Mahkemece, muvazaa iddiasının kanıtlandığı gerekçesiyle davanın kabulüne dair verilen karar, Dairece “... Somut olaya gelince; dinlenen tanık beyanlarından özellikle tarafların kardeşi Mehmet’in ifadesinden, murisin tüm çocuklarına kazandırmalarda bulunduğu, bunun taşınmaz ya da para verilerek yapıldığı bu arada davalılara da davaya konu temliklerin yapıldığı anlaşılmaktadır. Nitekim mirasçılardan bir kısmına yapılan temlikler nedeniyle açılan davalar da retle sonuçlanmıştır. Hâlen mirasbırakan adına kayıtlı başka taşınmazlar da bulunmaktadır.
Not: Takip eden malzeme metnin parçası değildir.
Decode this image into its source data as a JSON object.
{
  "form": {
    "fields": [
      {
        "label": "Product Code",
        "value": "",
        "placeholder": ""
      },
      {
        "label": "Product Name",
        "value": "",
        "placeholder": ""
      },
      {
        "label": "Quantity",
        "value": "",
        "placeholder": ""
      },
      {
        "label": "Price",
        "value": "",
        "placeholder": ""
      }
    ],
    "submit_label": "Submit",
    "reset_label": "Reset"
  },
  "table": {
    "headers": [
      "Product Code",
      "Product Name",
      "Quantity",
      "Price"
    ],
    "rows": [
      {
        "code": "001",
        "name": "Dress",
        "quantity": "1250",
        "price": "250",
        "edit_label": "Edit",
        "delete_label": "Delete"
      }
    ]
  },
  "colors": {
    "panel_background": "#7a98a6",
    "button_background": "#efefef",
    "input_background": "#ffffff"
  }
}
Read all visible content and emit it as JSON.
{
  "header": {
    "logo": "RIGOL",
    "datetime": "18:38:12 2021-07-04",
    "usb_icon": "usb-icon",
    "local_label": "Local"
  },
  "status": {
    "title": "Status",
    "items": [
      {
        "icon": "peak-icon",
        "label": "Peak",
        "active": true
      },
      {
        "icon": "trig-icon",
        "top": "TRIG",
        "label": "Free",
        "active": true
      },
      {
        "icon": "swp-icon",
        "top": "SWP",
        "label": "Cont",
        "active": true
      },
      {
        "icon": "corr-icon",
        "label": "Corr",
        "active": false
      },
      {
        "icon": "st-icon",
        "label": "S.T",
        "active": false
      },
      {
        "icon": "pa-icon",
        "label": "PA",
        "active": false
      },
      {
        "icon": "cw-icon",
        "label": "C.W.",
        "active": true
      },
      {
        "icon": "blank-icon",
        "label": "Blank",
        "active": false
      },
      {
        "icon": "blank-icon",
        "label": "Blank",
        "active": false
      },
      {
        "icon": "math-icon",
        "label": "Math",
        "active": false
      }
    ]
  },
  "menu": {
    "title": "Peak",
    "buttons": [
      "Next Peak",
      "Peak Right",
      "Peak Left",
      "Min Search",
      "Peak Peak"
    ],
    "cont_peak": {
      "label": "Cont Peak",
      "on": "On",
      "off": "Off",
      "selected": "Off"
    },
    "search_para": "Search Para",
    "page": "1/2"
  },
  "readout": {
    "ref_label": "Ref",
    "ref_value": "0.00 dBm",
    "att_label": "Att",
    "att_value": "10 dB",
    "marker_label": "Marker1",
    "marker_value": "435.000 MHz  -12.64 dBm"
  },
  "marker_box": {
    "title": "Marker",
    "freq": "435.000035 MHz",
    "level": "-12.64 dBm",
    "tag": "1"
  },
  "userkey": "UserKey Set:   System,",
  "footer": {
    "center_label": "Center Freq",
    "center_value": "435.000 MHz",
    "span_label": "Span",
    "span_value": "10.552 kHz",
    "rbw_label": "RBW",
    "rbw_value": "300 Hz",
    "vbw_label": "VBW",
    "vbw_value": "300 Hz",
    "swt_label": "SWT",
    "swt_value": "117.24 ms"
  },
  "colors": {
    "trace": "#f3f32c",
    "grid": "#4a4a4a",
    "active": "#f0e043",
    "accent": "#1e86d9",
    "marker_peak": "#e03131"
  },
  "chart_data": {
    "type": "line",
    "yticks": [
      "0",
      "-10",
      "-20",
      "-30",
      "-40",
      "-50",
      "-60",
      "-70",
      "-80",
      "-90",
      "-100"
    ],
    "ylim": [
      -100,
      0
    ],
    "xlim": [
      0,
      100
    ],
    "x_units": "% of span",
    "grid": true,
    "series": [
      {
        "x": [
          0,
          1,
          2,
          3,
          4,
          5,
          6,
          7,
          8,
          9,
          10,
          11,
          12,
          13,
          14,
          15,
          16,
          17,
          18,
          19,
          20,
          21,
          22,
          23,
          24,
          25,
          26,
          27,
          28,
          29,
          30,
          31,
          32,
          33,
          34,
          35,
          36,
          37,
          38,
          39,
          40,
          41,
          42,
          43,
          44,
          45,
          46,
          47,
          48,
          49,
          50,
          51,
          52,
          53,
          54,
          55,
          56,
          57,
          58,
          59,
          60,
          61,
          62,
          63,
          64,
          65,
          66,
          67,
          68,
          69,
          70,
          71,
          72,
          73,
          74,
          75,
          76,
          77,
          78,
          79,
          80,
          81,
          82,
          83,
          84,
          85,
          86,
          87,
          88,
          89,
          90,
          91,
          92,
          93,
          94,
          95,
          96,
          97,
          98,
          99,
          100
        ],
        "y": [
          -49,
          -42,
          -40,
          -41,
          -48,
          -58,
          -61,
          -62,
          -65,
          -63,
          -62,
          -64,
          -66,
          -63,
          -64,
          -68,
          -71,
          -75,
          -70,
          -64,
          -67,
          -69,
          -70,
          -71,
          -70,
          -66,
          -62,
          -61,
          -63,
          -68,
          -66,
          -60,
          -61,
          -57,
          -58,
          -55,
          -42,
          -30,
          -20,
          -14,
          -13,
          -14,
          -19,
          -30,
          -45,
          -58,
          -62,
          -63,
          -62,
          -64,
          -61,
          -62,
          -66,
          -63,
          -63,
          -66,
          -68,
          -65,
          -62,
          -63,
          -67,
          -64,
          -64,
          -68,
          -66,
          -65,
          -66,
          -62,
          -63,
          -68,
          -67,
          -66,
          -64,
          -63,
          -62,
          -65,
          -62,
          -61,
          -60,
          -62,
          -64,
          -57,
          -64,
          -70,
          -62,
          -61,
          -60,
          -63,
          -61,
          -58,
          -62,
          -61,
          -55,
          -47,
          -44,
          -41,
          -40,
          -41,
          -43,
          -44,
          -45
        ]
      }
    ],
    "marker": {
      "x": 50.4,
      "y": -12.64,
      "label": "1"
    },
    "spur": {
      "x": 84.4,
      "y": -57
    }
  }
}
Muvazaadan söz edilebilmesi için mirasbırakanın diğer mirasçılardan mal kaçırma amacıyla temliki yapması gereklidir. Şöyle ki, mirasbırakanın kendisinden mal kaçırma istediği kişiye taşınmaz bağışlaması hayatın olağan akışına aykırıdır. Kaldı ki, mirasbırakanın mal kaçırma amacı olsa idi tüm malvarlığını devredebilecekken bunu da yapmadığı anlaşılmaktadır. Bu somut olgular yukarıdaki ilkeler ışığında değerlendirildiğinde mirasbırakanın anılan temliki yaparken gerçek irade ve amacının mirasçılardan mal kaçırma olmadığı sonucuna varılmaktadır.
Hâl böyle olunca, davanın reddine karar verilmesi gerekirken yanılgılı değerlendirme ile yazılı şekilde karar verilmesi doğru değildir.” gerekçesi ile bozulmuş mahkemece bozmaya uyularak yapılan yargılama sonucunda davanın reddine karar verilmiştir.
Karar, davacılar vekili tarafından süresinde temyiz edilmiş olmakla; Tetkik Hakimi ... 'nın raporu okundu, düşüncesi alındı. Dosya incelendi, gereği görüşülüp düşünüldü.
-KARAR-
Hükmüne uyulan bozma kararında, gösterildiği şekilde işlem yapılarak karar verilmiştir. Davacıların yerinde bulunmayan temyiz itirazının reddiyle, usul ve yasaya ve bozma kararının gerekçelerine uygun olan hükmün ONANMASINA, aşağıda yazılı 4.90 TL. bakiye onama harcının temyiz eden davacılardan alınmasına, 16/03/2021 tarihinde oybirliğiyle karar verildi.